Getting Over It by @batocchio9

Getting Over It
by batocchio

Dahlia Lithwick, who's written great pieces on the Supreme Court and legal matters for a long time, has penned a thoughtful, sobering piece called, "Why I Haven’t Gone Back to SCOTUS Since Kavanaugh." It's worth reading in its entirely for her recap of the disgraceful confirmation process, the continuing, dreadful treatment of Christine Blasey Ford, and Lithwick's personal experiences. Lithwick takes aim at sexism and misogyny, but also delivers a more expansive critique of power and its abuses:

That is the problem with power: It incentivizes forgiveness and forgetting. It’s why the dozens of ethics complaints filed after the Kavanaugh hearings complaining about the judge’s behavior have been easily buried in a bottomless file of appeasement, on the grounds that he’s been seated and it’s too late. The problem with power is that there is no speaking truth to it when it holds all the cards. And now, given a lifetime appointment to a position that is checked by no one, Washington, the clerkship machinery, the cocktail party circuit, the elite academy all have a vested interest in getting over it and the public performance of getting over it. And a year perhaps seems a reasonable time stamp for that to begin.
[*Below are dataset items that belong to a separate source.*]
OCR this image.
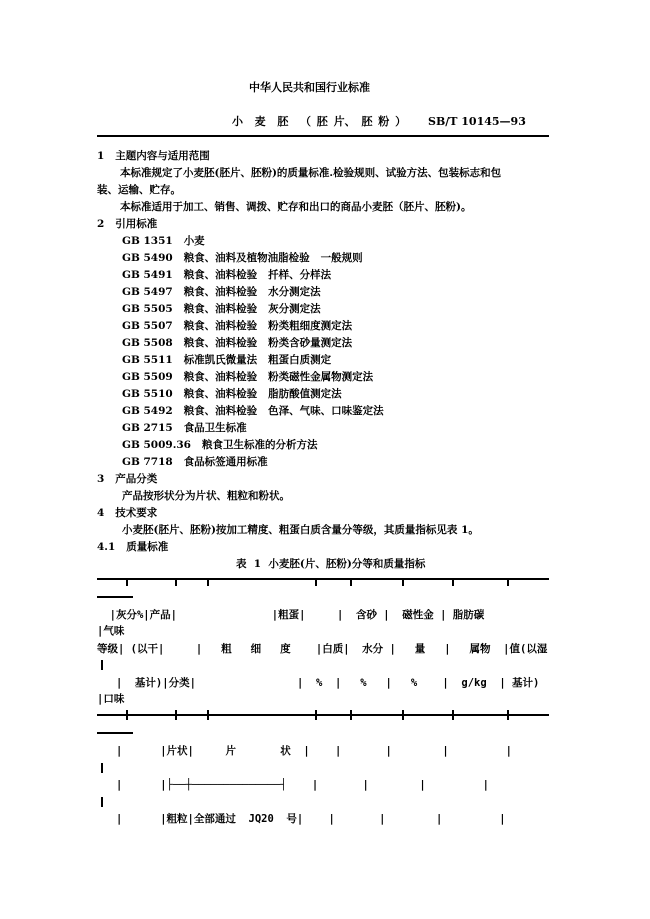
中华人民共和国行业标准
小  麦  胚  （ 胚 片、 胚 粉 ） SB/T 10145—93
1   主题内容与适用范围
本标准规定了小麦胚(胚片、胚粉)的质量标准.检验规则、试验方法、包装标志和包
装、运输、贮存。
本标准适用于加工、销售、调拨、贮存和出口的商品小麦胚（胚片、胚粉)。
2   引用标准
GB 1351   小麦
GB 5490   粮食、油料及植物油脂检验   一般规则
GB 5491   粮食、油料检验   扦样、分样法
GB 5497   粮食、油料检验   水分测定法
GB 5505   粮食、油料检验   灰分测定法
GB 5507   粮食、油料检验   粉类粗细度测定法
GB 5508   粮食、油料检验   粉类含砂量测定法
GB 5511   标准凯氏微量法   粗蛋白质测定
GB 5509   粮食、油料检验   粉类磁性金属物测定法
GB 5510   粮食、油料检验   脂肪酸值测定法
GB 5492   粮食、油料检验   色泽、气味、口味鉴定法
GB 2715   食品卫生标准
GB 5009.36   粮食卫生标准的分析方法
GB 7718   食品标签通用标准
3   产品分类
产品按形状分为片状、粗粒和粉状。
4   技术要求
小麦胚(胚片、胚粉)按加工精度、粗蛋白质含量分等级，其质量指标见表 1。
4.1   质量标准
表  1  小麦胚(片、胚粉)分等和质量指标
|灰分%|产品|               |粗蛋|     |  含砂 |  磁性金 | 脂肪碳
|气味
等级| (以干|     |   粗   细   度    |白质|  水分 |   量   |   属物  |值(以湿
|  基计)|分类|                |  %  |   %   |   %    |  g/kg  | 基计)
|口味
|      |片状|     片       状  |    |       |        |         |
|      |├──┼──────────────┤    |       |        |         |
|      |粗粒|全部通过  JQ20  号|    |       |        |         |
The problem with power is that Brett Kavanaugh now has a monopoly on normalization, letting bygones be bygones, and turning the page. American women also have to decide whether to get over it or to invite more recriminations. That is, for those keeping track, the very definition of an abusive relationship. You stick around hoping that he’s changed, or that he didn’t mean it, or that if you don’t anger him again, maybe it’ll all be fine when the court hears the game-changing abortion appeal this year. . . .

It is not my job to decide if Brett Kavanaugh is guilty. It’s impossible for me to do so with incomplete information, and with no process for testing competing facts. But it’s certainly not my job to exonerate him because it’s good for his career, or for mine, or for the future of an independent judiciary. Picking up an oar to help America get over its sins without allowing for truth, apology, or reconciliation has not generally been good for the pursuit of justice. Our attempts to get over CIA torture policies or the Iraq war or anything else don’t bring us closer to truth and reconciliation. They just make it feel better—until they do not. And we have all spent far too much of the past three years trying to tell ourselves that everything is OK when it most certainly is not normal, not OK, and not worth getting over.

The Beltway gang – or the Village, as Digby's sometimes called it – generally doesn't like accountability for their own, regardless of political party. The powerful rarely learn the error of their ways unless they are held to account. And when they're not held responsible, it also sends the message to other powerful people that they can get away with misdeeds as well. Even if no one served jail time for lying the U.S. into the Iraq War or the Bush administration's torture regime, at least we still could have a truth and reconciliation commission or something similar. But even that would go way too far for Beltway insiders like Peggy Noonan, who in 2009 said in reference to the torture regime:

Some things in life need to be mysterious. Sometimes you need to just keep walking. . . . It’s hard for me to look at a great nation issuing these documents and sending them out to the world and thinking, oh, much good will come of that.

Noonan, of course, was concerned with "good" coming to people in her social circle, of her class, not about justice for torture victims or all the other harm caused by the torture program. Nor was she concerned about ordinary U.S. citizens who might be bothered by abuses of power and might suffer the effects, later on if not immediately. She needn't have worried; no one was held accountable, and indeed no good came of it, if not the way she meant. Similarly, nothing good ultimately came of Gerald Ford pardoning Richard Nixon. Nothing good came of George H. W. Bush pardoning Iran-Contra conspirators. (So are they all, all honourable men.) Nothing good came of barely holding anyone responsible for the financial industry's malfeasance in creating the economic crash of 2008. Likewise, nothing good will come of the current human rights abuses on the border and grotesque and flagrant abuses of power by conservatives throughout government. This is not the time for politeness or gutless pleas for civility. A true "armistice" is impossible without remembrance, investigation and accountability.